Geplaatst op 20 juli 2020 in Springen
Elke week geven we je tips om beter te leren paardrijden. Vandaag besteden we aandacht aan het springen. Voorafgaand aan het springen doe je een warming up met het paard. Bij het losrijden worden de spieren opgewarmd. Begin met stapwerk, daarna een rustige draf en korte stukjes galop. Rijd wat oefeningen, zoals voltes en overgangen, waarbij je test of je paard goed op je hulpen reageert. Stap tussendoor regelmatig aan een lange teugel, zodat je paard even op adem kan komen. Hij moet genoeg energie overhouden voor de springproef. We geven je graag tips hoe je je paard optimaal voorbereidt om het parcours in te gaan.
Als er meerdere mensen met hetzelfde paard aan een springparcours meedoen, hoeft het losrijden niet steeds opnieuw te gebeuren. Wel is het belangrijk dat alle deelnemers even een paar eenvoudige oefensprongetjes maken, om zichzelf en het paard voor te bereiden op het parcours. Wanneer je gaat springen is het belangrijk dat er voldoende aandacht wordt besteed aan het dressuurmatig loswerken. Probeer dit springgericht te doen met aandacht voor de volgende punten:
Ontspanning
Tijdens het losrijden, maar ook in het verdere werk, is het van belang dat een paard naar ontspanning wordt toegewerkt. Een ontspannen paard zal beter reageren op de hulpen, laat zich beter bewerken en zal meestal een mooier afgewerkte sprong laten zien.
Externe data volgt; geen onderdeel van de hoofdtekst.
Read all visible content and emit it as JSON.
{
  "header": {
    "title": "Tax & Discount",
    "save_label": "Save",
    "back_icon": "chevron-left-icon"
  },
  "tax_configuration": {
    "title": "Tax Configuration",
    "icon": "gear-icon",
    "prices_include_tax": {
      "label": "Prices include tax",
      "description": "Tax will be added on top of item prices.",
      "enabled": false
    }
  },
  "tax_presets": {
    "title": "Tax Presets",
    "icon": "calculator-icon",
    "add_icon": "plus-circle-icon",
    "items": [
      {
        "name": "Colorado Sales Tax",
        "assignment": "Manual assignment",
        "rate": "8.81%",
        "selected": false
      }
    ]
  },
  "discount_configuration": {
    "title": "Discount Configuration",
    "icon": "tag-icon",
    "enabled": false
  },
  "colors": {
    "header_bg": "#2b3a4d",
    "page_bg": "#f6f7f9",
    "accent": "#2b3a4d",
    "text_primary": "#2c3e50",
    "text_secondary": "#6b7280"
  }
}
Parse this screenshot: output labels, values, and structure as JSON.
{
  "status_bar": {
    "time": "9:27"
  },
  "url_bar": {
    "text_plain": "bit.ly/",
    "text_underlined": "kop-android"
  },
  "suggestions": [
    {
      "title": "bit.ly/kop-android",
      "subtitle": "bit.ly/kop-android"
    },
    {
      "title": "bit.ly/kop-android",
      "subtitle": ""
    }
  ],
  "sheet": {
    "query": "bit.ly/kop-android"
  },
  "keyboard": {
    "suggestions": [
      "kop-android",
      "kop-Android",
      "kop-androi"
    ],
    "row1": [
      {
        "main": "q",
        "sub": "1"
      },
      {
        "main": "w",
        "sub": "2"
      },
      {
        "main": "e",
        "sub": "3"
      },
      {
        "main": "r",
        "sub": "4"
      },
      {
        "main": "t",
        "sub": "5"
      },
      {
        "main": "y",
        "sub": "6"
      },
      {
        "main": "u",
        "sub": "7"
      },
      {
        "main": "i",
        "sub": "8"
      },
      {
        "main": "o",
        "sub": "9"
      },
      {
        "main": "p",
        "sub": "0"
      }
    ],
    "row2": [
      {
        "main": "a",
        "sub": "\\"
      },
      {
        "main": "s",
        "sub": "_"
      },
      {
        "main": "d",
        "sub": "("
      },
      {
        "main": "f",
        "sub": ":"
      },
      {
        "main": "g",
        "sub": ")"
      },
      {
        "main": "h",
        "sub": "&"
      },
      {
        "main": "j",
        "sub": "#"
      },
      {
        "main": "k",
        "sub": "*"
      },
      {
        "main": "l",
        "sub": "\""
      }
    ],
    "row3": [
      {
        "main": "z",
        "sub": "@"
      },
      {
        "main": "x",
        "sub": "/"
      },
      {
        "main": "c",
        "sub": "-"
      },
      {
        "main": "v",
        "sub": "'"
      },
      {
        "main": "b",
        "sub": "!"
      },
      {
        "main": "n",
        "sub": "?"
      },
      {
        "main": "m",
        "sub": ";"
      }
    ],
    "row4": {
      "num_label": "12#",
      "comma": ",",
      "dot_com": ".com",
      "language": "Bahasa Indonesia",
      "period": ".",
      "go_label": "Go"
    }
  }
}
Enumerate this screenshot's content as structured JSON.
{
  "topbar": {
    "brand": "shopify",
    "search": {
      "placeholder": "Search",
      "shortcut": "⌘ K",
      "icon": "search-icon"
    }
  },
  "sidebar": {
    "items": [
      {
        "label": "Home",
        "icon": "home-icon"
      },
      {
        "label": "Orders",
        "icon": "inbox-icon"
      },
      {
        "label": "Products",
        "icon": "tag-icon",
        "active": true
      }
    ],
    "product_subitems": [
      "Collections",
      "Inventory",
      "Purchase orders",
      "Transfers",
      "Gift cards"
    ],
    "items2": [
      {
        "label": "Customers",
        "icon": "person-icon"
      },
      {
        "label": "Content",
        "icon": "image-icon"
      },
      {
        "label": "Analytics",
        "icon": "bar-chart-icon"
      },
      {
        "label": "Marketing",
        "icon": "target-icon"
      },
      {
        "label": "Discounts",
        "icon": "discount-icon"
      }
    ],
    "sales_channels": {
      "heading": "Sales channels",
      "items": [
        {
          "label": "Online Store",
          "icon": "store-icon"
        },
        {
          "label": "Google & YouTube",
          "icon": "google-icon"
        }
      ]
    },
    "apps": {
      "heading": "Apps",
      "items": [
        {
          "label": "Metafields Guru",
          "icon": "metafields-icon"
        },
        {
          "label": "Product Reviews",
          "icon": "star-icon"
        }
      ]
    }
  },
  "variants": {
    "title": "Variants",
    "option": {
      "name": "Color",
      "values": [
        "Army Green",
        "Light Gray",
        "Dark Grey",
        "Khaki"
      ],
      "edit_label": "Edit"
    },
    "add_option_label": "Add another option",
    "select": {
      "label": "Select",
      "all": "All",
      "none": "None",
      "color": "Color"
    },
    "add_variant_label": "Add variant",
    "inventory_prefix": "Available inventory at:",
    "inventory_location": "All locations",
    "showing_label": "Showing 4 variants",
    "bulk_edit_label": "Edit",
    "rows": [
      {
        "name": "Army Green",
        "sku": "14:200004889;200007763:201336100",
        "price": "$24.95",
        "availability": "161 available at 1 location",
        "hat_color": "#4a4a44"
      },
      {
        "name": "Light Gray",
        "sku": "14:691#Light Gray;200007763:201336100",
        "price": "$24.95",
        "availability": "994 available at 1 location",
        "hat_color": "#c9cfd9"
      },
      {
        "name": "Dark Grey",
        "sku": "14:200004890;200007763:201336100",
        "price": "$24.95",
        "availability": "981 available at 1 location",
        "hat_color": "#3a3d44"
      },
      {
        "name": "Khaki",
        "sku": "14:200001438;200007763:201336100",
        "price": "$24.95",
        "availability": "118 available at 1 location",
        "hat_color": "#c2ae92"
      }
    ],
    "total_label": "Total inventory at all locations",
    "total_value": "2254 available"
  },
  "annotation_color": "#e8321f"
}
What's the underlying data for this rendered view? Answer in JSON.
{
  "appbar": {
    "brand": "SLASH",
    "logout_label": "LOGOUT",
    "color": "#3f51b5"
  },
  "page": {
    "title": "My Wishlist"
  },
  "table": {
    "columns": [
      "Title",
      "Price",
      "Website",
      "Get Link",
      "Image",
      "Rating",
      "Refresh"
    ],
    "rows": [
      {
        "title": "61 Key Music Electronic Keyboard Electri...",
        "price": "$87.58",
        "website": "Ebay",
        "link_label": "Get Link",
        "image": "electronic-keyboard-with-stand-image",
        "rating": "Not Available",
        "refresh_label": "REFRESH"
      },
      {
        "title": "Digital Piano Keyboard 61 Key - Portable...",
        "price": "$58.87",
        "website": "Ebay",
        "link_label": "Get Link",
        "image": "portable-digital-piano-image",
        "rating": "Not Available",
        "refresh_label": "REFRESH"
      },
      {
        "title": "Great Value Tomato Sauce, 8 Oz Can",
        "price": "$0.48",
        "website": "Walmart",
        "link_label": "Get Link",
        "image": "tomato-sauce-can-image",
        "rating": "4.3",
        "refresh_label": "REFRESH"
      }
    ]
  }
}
Een lichte fijne aanleuning
Als je paard licht en fijn in aanleuning gaat, is hij makkelijker en lichter te rijden. Het paard loopt dan beter in balans, draagt zichzelf en heeft jouw hand niet als steunpunt nodig. Een springpaard hoeft zijn hoofd niet precies op de loodlijn te hebben. Aanleuning kan ook met de neus voor de loodlijn en hangt nauw samen met het gebruik van het achterbeen, dus de mate waarin het paard ‘aan het been’ is.
Constante verbinding
Als je een constante verbinding hebt met de paardenmond, is hij makkelijker en lichter te rijden. Je paard is hierdoor is beter te sturen.
Recht aan twee teugels
Ook het recht aan twee teugels zijn is een onderdeel van een goede aanleuning en dus van belang in de springsport. Een paard dat goed recht aan twee teugels gaat, zal ook de rest van zijn lichaam gebruiken. Hij spant aan beide kanten zijn spieren gelijk aan en draagt met beide achterbenen evenveel gewicht. Dit is van belang voor het rijden van wendingen en het recht en in balans blijven op de sprong, zeker tijdens het rijden van combinatiesprongen.
Goed aan het been
Om fijn te kunnen springen moet het paard goed naar je hulpen luisteren en aan het been zijn. Om op een goede afstand bij de hindernis te komen moet je immers de galopsprongen kunnen verruimen en verkorten. Dit kun je leren door in alle gangen veel te schakelen. Daarmee vergroot je het vermogen van het paard om de galopsprong te verlengen en te verkorten. Zijn lichaam moet als een harmonica in elkaar kunnen schuiven en weer rekken, terwijl hij zijn balans en ritme behoudt.
Pasje zijwaarts
Een springpaard moet bij voorkeur ook een pasje zijwaarts kunnen, dus ook wijken voor de eenzijdige kuit en eventueel schoudervoor wanneer jullie hier aan toe zijn. Dit is belangrijk voor het ontwikkelen van souplesse en om te voorkomen dat je paard naar binnen valt als je een wending rijdt. Ook kun je met deze oefeningen wat variatie in het werk aanbrengen waardoor je paard voldoende gemotiveerd blijft.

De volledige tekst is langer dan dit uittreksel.